No-deal Brexit one of ‘biggest threats to European unity’
British foreign secretary Jeremy Hunt to say ‘Britain would, of course, find way to prosper’
The British government prepares to publish the first tranche of more than 70 “technical notices” designed to prepare for the possibility of a no-deal Brexit.
A chaotic, no-deal Brexit would create a strategic split between Britain and its European allies that would take a generation to heal, Britain’s foreign secretary will warn on Tuesday. Jeremy Hunt will tell the US Institute of Peace in Washington that failure to reach a Brexit deal would add to the threats facing the values underpinning the post-war international order.
“One of the biggest threats to European unity would be a chaotic no-deal Brexit. Britain would, of course, find a way to prosper and we have faced many greater challenges in our history. But the risk of a messy divorce, as opposed to the friendship we seek, would be a fissure in relations between European allies that would take a generation to heal – a geostrategic error for Europe at an extremely vulnerable time in our history,” he will say.
“So, as I have been saying to European governments, now is the time for the European Commission to engage with an open mind with the fair and constructive proposals made by the prime minister.”
Mr Hunt faced criticism from hardline Conservative Brexiteers last week when he described a no-deal Brexit as “a mistake we would regret for generations”. He tweeted later that Britain would survive and prosper without a deal, suggesting that failure to reach an agreement would be a big mistake for Europe.

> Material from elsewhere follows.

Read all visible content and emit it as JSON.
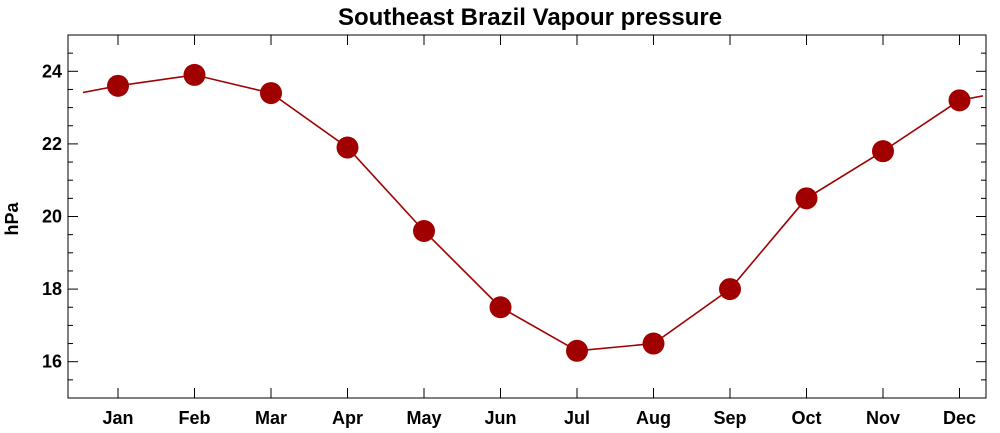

His latest remarks come as the British government prepares to publish the first tranche of more than 70 “technical notices” designed to prepare for the possibility of a no-deal Brexit. The notices will include advice for businesses, citizens and public bodies on the impact of a no-deal Brexit on everything from air services to veterinary medicine.
One notice is expected to cover the consequences of a no-deal Brexit for the Common Travel Area between Britain and the Republic. Downing Street said the advice would be “sensible, proportionate, and part of a common-sense approach to ensure stability, whatever the outcome of talks”.
The Daily Telegraph reported on Monday that EU citizens now in Britain will be allowed to continue living and working in the country even if there is no Brexit deal. Britain would make the offer unilaterally, regardless of whether the EU offers similar rights to British citizens living on the continent.
“Making an offer is not only important to provide certainty publicly, but will enable the UK government to take the moral high ground. A number of other plans are also dependent on the government’s position on this issue, relying heavily on the availability of existing labour in a ‘no deal’ scenario,” the Telegraph quoted a leaked cabinet paper as saying.